Duale also blamed Dr Njoroge for abandoning Kenyans, who are forced to pay a high price for the dollar after forex traders, including commercial banks, erected a parallel market.
“The Central Bank Governor is well aware that the commercial banks are selling the US dollars at exaggerated dollar prices of up to Sh128 for $1 US dollar,” said the lawmaker.
“Why has the Governor of the Central Bank not taken any action against commercial banks who are fleecing Kenyans and making huge profits from the wide spread between the prevailing bank rates and the Central Bank of Kenya’s official rate of Sh118 for $1 US dollar?”

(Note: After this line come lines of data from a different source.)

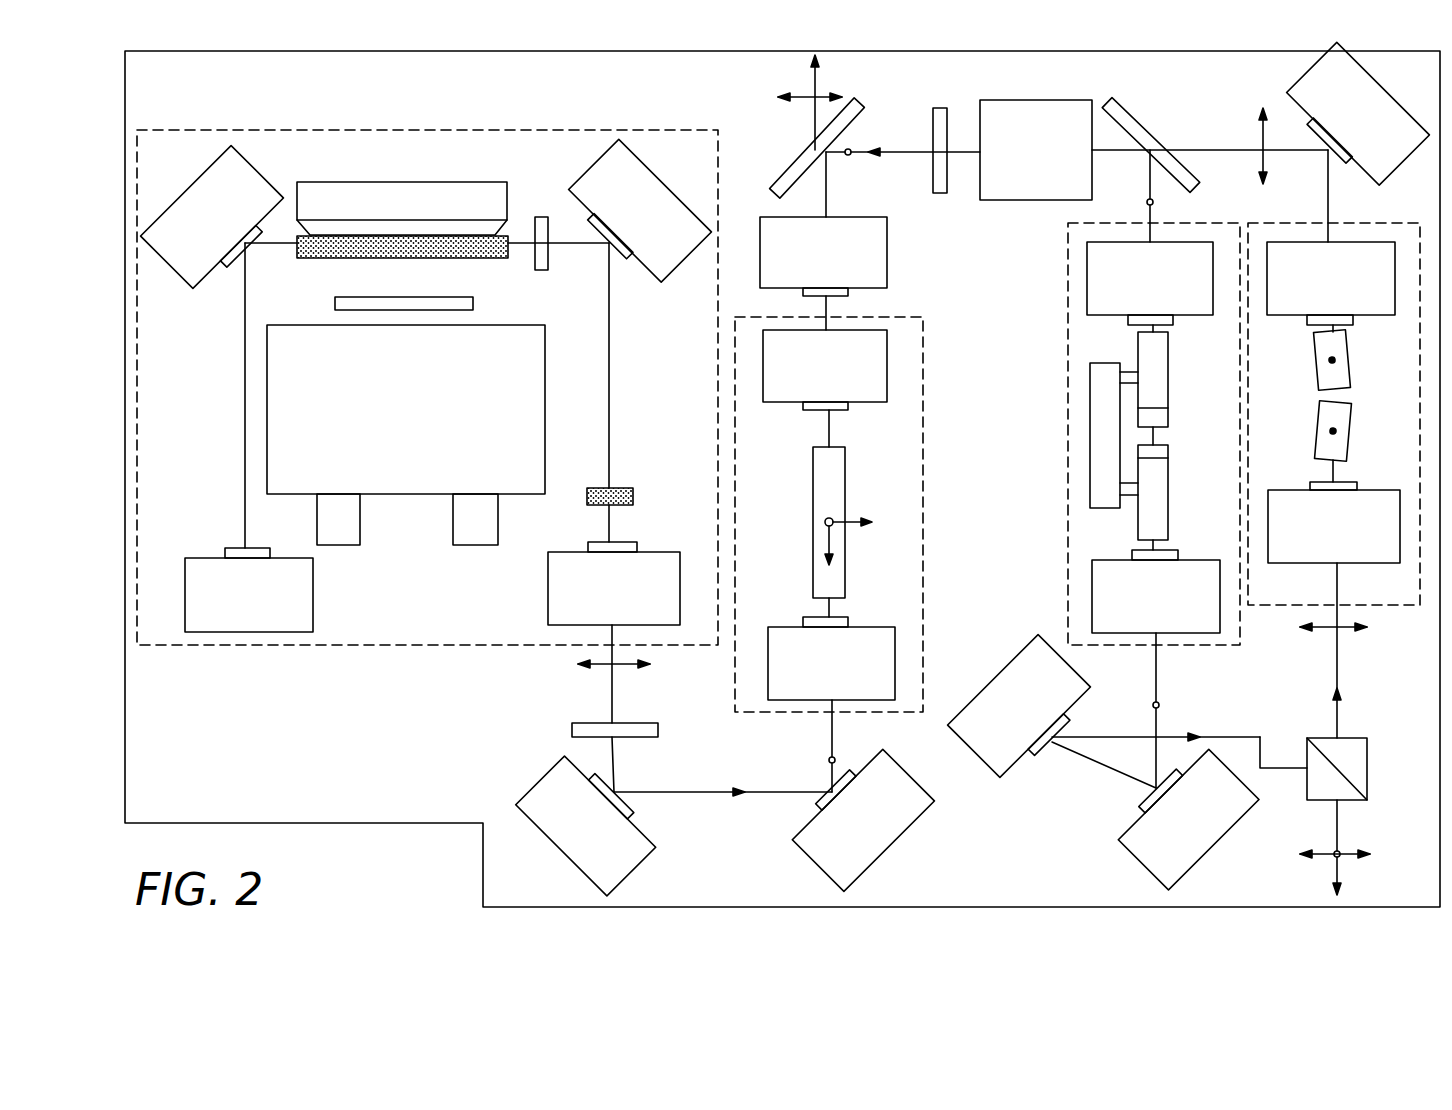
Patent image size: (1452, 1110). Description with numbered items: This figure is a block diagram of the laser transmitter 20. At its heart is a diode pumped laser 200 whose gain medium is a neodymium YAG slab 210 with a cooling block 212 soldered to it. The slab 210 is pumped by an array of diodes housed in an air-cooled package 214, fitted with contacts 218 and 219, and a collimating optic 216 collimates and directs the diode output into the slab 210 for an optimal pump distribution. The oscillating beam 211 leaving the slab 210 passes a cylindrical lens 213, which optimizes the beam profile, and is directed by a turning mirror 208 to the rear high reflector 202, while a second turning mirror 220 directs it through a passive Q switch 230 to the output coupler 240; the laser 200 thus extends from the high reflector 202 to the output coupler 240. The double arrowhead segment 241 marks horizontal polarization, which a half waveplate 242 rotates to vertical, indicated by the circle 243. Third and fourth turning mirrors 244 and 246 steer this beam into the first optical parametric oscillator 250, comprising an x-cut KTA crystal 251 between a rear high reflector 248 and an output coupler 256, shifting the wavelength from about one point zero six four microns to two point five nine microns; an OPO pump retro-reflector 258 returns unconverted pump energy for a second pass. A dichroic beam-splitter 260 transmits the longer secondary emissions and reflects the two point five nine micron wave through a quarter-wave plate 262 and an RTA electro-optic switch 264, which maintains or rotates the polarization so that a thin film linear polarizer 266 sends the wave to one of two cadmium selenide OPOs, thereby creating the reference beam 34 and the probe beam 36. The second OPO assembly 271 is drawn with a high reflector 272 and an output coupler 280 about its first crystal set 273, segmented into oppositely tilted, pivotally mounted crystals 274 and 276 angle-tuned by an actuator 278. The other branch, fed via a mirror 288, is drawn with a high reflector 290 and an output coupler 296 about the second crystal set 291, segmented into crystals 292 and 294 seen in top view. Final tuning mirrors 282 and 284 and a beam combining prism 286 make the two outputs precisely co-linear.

The laser system 20 is at (322, 826).
The reference beam 34 is at (1100, 737).
The probe beam 36 is at (1335, 728).
The diode pumped laser 200 is at (170, 648).
The rear high reflector 202 is at (205, 558).
The turning mirror 208 is at (265, 172).
The Nd:YAG slab 210 is at (297, 252).
The oscillating beam 211 is at (568, 246).
The slab cooler 212 is at (445, 182).
The cylindrical lens 213 is at (535, 258).
The air-cooled package 214 is at (547, 385).
The collimating optic 216 is at (473, 303).
The contact 218 is at (362, 518).
The contact 219 is at (500, 518).
The second turning mirror 220 is at (588, 168).
The passive Q switch 230 is at (634, 497).
The output coupler 240 is at (548, 583).
The short line segment with double arrowheads 241 is at (620, 668).
The half waveplate 242 is at (572, 730).
The circle 243 is at (829, 761).
The third turning mirror 244 is at (648, 860).
The fourth turning mirror 246 is at (877, 866).
The rear high reflector 248 is at (896, 668).
The first optical parametric oscillator 250 is at (927, 575).
The x-cut crystal 251 is at (846, 585).
The output coupler 256 is at (890, 372).
The OPO pump retro-reflector 258 is at (890, 270).
The dichroic beam-splitter 260 is at (797, 162).
The quarter-wave plate 262 is at (942, 108).
The RTA electro-optic switch 264 is at (1033, 200).
The thin film linear polarizer 266 is at (1125, 104).
The second OPO assembly 271 is at (1066, 560).
The CdSe OPO high reflector 272 is at (1087, 282).
The first crystal set 273 is at (1175, 372).
The crystal 274 is at (1170, 393).
The crystal 276 is at (1170, 480).
The actuator 278 is at (1090, 398).
The CdSe OPO output coupler 280 is at (1092, 597).
The final tuning mirror 282 is at (1130, 856).
The final tuning mirror 284 is at (1015, 770).
The beam combining prism 286 is at (1368, 755).
The mirror 288 is at (1308, 72).
The CdSe OPO high reflector 290 is at (1340, 242).
The second crystal set 291 is at (1303, 222).
The crystal 292 is at (1316, 372).
The crystal 294 is at (1348, 448).
The CdSe OPO output coupler 296 is at (1283, 492).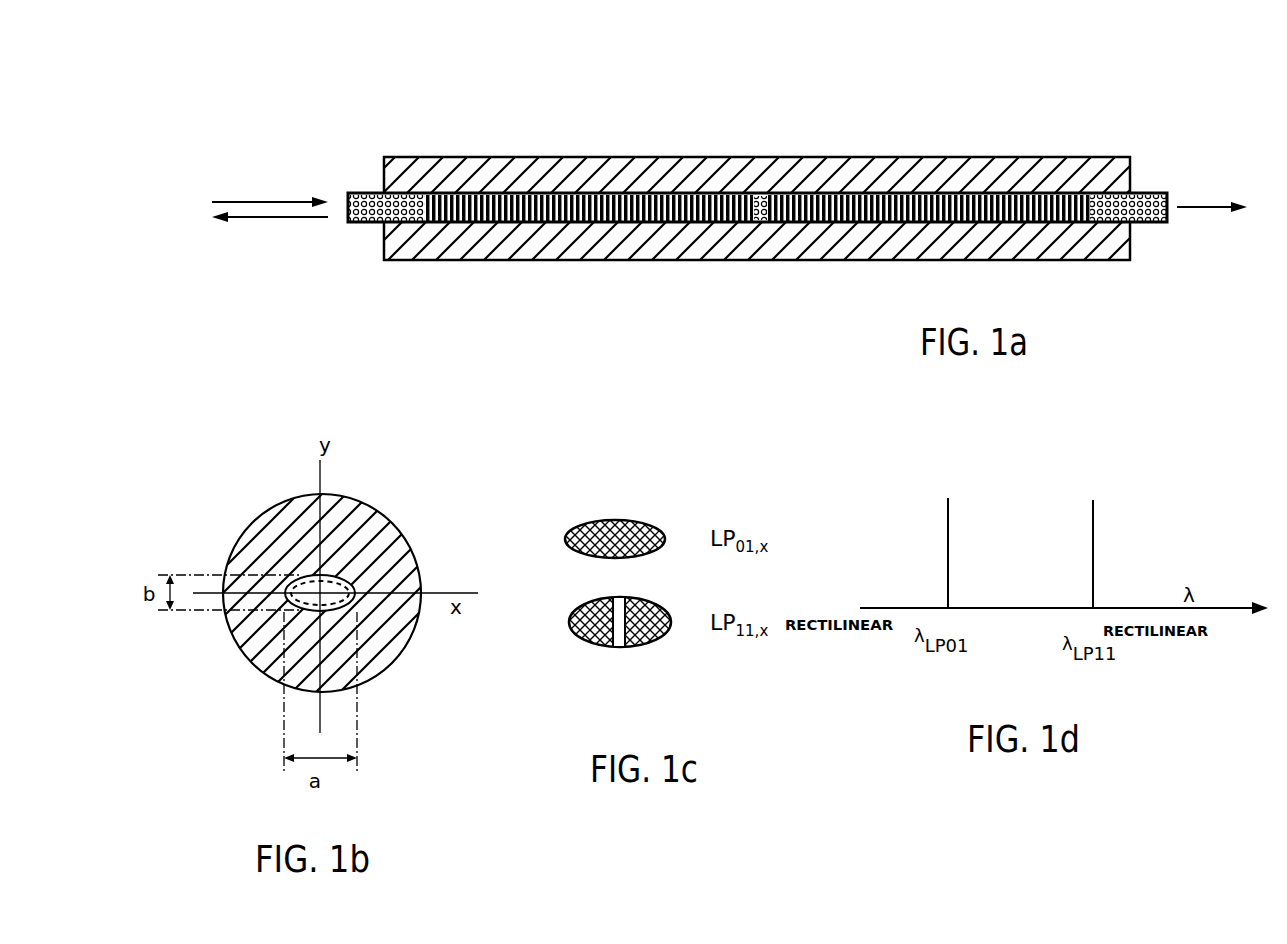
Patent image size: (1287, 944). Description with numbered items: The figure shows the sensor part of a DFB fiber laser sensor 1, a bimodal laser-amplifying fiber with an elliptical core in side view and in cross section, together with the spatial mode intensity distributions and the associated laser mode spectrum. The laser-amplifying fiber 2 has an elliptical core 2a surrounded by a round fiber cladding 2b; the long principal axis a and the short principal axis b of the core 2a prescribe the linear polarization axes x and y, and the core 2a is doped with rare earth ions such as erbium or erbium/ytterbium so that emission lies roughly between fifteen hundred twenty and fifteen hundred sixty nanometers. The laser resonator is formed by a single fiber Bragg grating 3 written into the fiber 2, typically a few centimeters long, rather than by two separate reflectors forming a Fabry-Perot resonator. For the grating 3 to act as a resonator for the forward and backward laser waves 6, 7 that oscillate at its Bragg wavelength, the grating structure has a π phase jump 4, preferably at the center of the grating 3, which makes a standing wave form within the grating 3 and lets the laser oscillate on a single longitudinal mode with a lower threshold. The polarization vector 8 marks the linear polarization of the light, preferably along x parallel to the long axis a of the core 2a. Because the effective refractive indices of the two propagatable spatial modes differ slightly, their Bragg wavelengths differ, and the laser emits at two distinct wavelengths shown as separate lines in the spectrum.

The legislator regretted that local manufacturers, who mainly rely on imported raw materials, have been forced to shut down because they cannot access dollars at the official market rates.
Pwani Oil Refineries, which manufactures Fresh Fri cooking oil, is one of the companies that at some point was forced to shut down one of its plants in Kilifi county due to, among other things, a shortage of dollars.
Those who have not shut down, Duale said, have been forced to buy the greenback from the black market at an exaggerated rate of up to Sh130 for $1 US dollar.